LNG projects are structured to pay some segments on a cost-based or charter basis, while taking the residual revenue allocation (the "merchant" function) elsewhere in the chain. Shipping is always paid under some kind of long term charter or transportation agreement. For the remainder of the chain there are alternatives, largely determined by the resource and capability endowments of the sponsors and the host country sovereign fiscal structure.

  • In the Australia North West Shelf project, the upstream and liquefaction facility are jointly owned by an unincorporated venture.

  • In Indonesia, the liquefaction facility is government-owned, debt-financed, and compensated on a cost basis. The residual revenue is pushed upstream to the production sharing concession, where it is subject to production sharing terms.

  • In Malaysia and Brunei, the upstream and liquefaction project are separate ventures with separate ownership, and LNG sales revenue is shared.

  • In the Mideast, a variety of structures is developing. However, in one project the feedgas is paid essentially on a fee basis (with some share of "excess" downstream profits), and the liquefaction project is the residual revenue claimant.

Fig. 3 (42161 bytes) shows analysis of netbacks and costs under these alternative project structures.

LNG COMPETITION

In Fig. 4 (109077 bytes) we apply the cost of service analysis to interfuel competition in the growing market for independent electric power production. Here we specify representative imported LNG and coal prices, and import terminal and electric generation facility costs and efficiencies. COS in cents per kilowatt-hour is calculated for LNG, unscrubbed coal, and scrubbed coal-fired generation at a range of available plant load factors.

The panel on the right presents the "gas premium" calculation, showing how much ex-ship LNG could be paid and still compete with unscrubbed and scrubbed coal-fired generation.

PROJECT CHALLENGES

A sponsor or buyer for a prospective LNG project faces a massive financial and institutional commitment to an enterprise requiring a dedicated effort and informed commitment by all the key players.

Successful project formation requires a shared, coherent understanding of costs and rewards through the LNG chain. The LNG project evaluation system developed by Merlin Associates and Poten & Partners and described in this article carefully and systematically integrates engineering-based cost assessment with the business and financial structure of the project.

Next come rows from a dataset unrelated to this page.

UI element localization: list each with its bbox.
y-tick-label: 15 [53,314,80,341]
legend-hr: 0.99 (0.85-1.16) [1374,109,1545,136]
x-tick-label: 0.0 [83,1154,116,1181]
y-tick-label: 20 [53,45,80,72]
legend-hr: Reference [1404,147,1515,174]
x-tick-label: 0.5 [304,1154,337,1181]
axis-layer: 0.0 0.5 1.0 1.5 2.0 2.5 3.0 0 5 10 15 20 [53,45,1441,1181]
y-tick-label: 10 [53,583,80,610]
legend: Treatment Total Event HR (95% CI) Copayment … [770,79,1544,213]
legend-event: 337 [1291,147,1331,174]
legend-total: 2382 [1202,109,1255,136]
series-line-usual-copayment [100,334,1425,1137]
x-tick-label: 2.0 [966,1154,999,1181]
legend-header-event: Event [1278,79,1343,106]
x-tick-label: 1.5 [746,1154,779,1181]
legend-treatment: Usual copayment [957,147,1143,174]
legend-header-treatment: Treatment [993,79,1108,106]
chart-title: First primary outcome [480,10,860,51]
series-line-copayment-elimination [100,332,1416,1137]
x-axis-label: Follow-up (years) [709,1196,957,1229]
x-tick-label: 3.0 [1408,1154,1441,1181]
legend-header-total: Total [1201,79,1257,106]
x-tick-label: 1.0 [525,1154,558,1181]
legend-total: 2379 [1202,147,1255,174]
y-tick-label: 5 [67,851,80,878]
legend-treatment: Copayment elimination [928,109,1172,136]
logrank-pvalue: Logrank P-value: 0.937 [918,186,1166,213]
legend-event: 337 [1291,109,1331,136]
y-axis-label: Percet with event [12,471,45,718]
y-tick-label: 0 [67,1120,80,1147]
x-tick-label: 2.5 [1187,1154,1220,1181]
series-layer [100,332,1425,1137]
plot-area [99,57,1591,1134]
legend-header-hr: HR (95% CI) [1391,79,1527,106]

It has proved to be an effective tool for strategic assessment of project structure and competition during the project formation process.

REFERENCES

1. Merlin Associates, Poten & Partners Inc., "New LNG Trades: Cost and Competition," 1991.

2. DiNapoli, R.N., Yost, C.C., "A Generic Model for Estimating LNG Plant Capital Cost," presented at Symposium on Liquefied Natural Gas, AIChE, Houston, April 1991.

3. DiNapoli, R.N., "Evolution on LNG Project Costs and Estimation Techniques for New Projects," presented at LNG 8 Conference, Los Angeles, June 1986.

4. DiNapoli, R.N., "LNG costs reflect changes in economy and technology," OGJ, Apr. 4,1983, pp 138 143.

5. DiNapoli, R.N., "Estimating cost for baseload LNG plants," OGJ, Nov. 17,1975, pp 58-60.

6. DiNapoli, R.N., "Economics of LNG projects," OGJ, Feb. 20, 1984, pp 47-50.

7. Nissen, D., "Economics Accounts of the Resource Firm," Energy Models and Studies, Benjamin Lev, ed., Studies in Management Science and Systems, Vol. 9, North-Holland, 1983, also in Oil and Gas Supply Modeling: Proceedings of a DOE/NBC Symposium, Saul Gass, ed., NBS Special Publication 631, 369410,1983.

8. Nissen, D., "Economic Accounting for Project Value," Proceedings of the 8th Annual North American Conference of the International Association of Energy Economists, MIT Press, Boston 1987.